In the 1980s, Schuck helped to popularize the anti–jus soli theory among conservative academics. Eastman and Meese authored an extraordinarily misleading 2004 amicus brief urging the Supreme Court to end birthright citizenship. Anton, meanwhile, was the author of the notorious 2016 election essay “The Flight 93 Election,” in which he warned that the “ceaseless importation of Third World foreigners” has made the electorate “less Republican, less republican, and less traditionally American with every cycle.”

Together, these men have pushed misleading op-eds designed to shift the Overton window. They seek to downgrade birthright citizenship from a constitutional requirement to an optional public policy, thereby making its abolition an acceptable GOP position. The Washington Post, the New York Times, and National Review have all been complicit in this process. So have the Federalist Society and the Heritage Foundation, which have welcomed Meese onto their boards and helped to mainstream his noxious ideas. But the main force fighting birthright citizenship today is the Claremont Institute, a nativist think tank where Eastman and Anton are senior fellows. (Justice Samuel Alito spoke at a quasi-fundraiser at Claremont in 2017.)

Republican senators like Mitch McConnell and Lindsey Graham feel comfortable attacking birthright citizenship, at least rhetorically, because of these groups’ relentless lobbying. It’s unclear whether GOP leaders actually have the will to use this topic as anything beyond propaganda. The electorate probably wouldn’t tolerate a mass effort to strip citizenship—as well as the rights and privileges it confers—from Americans because of their parents’ immigration status. Implementation would be horrific: Millions of suddenly stateless Americans would be subject to deportation, and hospitals would descend into chaos as parents fight for their newborns’ citizenship. Besides, any concrete steps in that direction would require an ugly legislative fight and a hopeless court battle at great political expense.
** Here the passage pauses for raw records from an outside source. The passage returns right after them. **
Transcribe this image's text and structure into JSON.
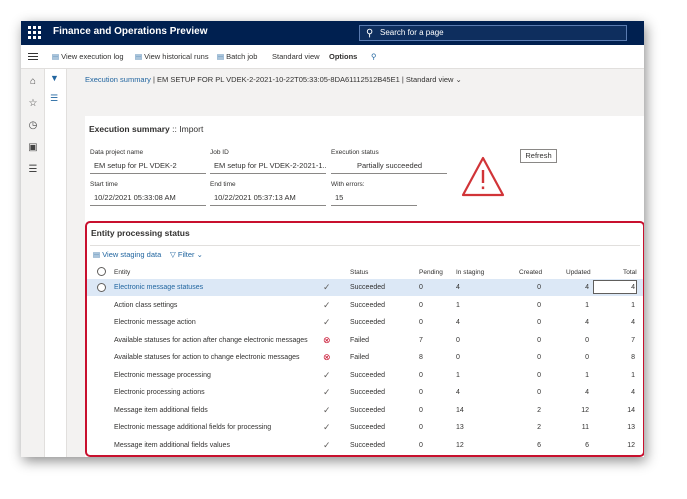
{
  "app": {
    "title": "Finance and Operations Preview",
    "search_placeholder": "Search for a page"
  },
  "actions": {
    "view_execution_log": "View execution log",
    "view_historical_runs": "View historical runs",
    "batch_job": "Batch job",
    "standard_view": "Standard view",
    "options": "Options"
  },
  "breadcrumb": {
    "link": "Execution summary",
    "sep1": "|",
    "job": "EM SETUP FOR PL VDEK-2-2021-10-22T05:33:05-8DA61112512B45E1",
    "sep2": "|",
    "view": "Standard view"
  },
  "summary": {
    "title_prefix": "Execution summary",
    "title_sep": "::",
    "title_suffix": "Import",
    "data_project_label": "Data project name",
    "data_project_value": "EM setup for PL VDEK-2",
    "job_id_label": "Job ID",
    "job_id_value": "EM setup for PL VDEK-2-2021-1...",
    "exec_status_label": "Execution status",
    "exec_status_value": "Partially succeeded",
    "start_time_label": "Start time",
    "start_time_value": "10/22/2021 05:33:08 AM",
    "end_time_label": "End time",
    "end_time_value": "10/22/2021 05:37:13 AM",
    "with_errors_label": "With errors:",
    "with_errors_value": "15",
    "refresh_label": "Refresh"
  },
  "entity_grid": {
    "title": "Entity processing status",
    "view_staging": "View staging data",
    "filter": "Filter",
    "columns": {
      "entity": "Entity",
      "status": "Status",
      "pending": "Pending",
      "in_staging": "In staging",
      "created": "Created",
      "updated": "Updated",
      "total": "Total"
    },
    "rows": [
      {
        "entity": "Electronic message statuses",
        "status": "Succeeded",
        "pending": "0",
        "in_staging": "4",
        "created": "0",
        "updated": "4",
        "total": "4",
        "failed": false
      },
      {
        "entity": "Action class settings",
        "status": "Succeeded",
        "pending": "0",
        "in_staging": "1",
        "created": "0",
        "updated": "1",
        "total": "1",
        "failed": false
      },
      {
        "entity": "Electronic message action",
        "status": "Succeeded",
        "pending": "0",
        "in_staging": "4",
        "created": "0",
        "updated": "4",
        "total": "4",
        "failed": false
      },
      {
        "entity": "Available statuses for action after change electronic messages",
        "status": "Failed",
        "pending": "7",
        "in_staging": "0",
        "created": "0",
        "updated": "0",
        "total": "7",
        "failed": true
      },
      {
        "entity": "Available statuses for action to change electronic messages",
        "status": "Failed",
        "pending": "8",
        "in_staging": "0",
        "created": "0",
        "updated": "0",
        "total": "8",
        "failed": true
      },
      {
        "entity": "Electronic message processing",
        "status": "Succeeded",
        "pending": "0",
        "in_staging": "1",
        "created": "0",
        "updated": "1",
        "total": "1",
        "failed": false
      },
      {
        "entity": "Electronic processing actions",
        "status": "Succeeded",
        "pending": "0",
        "in_staging": "4",
        "created": "0",
        "updated": "4",
        "total": "4",
        "failed": false
      },
      {
        "entity": "Message item additional fields",
        "status": "Succeeded",
        "pending": "0",
        "in_staging": "14",
        "created": "2",
        "updated": "12",
        "total": "14",
        "failed": false
      },
      {
        "entity": "Electronic message additional fields for processing",
        "status": "Succeeded",
        "pending": "0",
        "in_staging": "13",
        "created": "2",
        "updated": "11",
        "total": "13",
        "failed": false
      },
      {
        "entity": "Message item additional fields values",
        "status": "Succeeded",
        "pending": "0",
        "in_staging": "12",
        "created": "6",
        "updated": "6",
        "total": "12",
        "failed": false
      }
    ]
  },
  "colors": {
    "topbar": "#002050",
    "accent": "#2266a0",
    "error": "#c8102e",
    "selected_row": "#dce8f6"
  }
}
And yet, in 2018, the issue is on the table. Trump’s half-baked assault on jus soli may be a deluded and doomed idea, but it will nonetheless carry a potent message of white nationalism to the president’s base. Legislators and advocates have spent years laying the groundwork for this moment. With a stroke of a pen, Trump could purport to strip 18 million Americans of their citizenship, most of them racial minorities. If he does, every think tank, every media outlet, and every pundit who helped legitimize this unconstitutional scheme will deserve a share of the blame.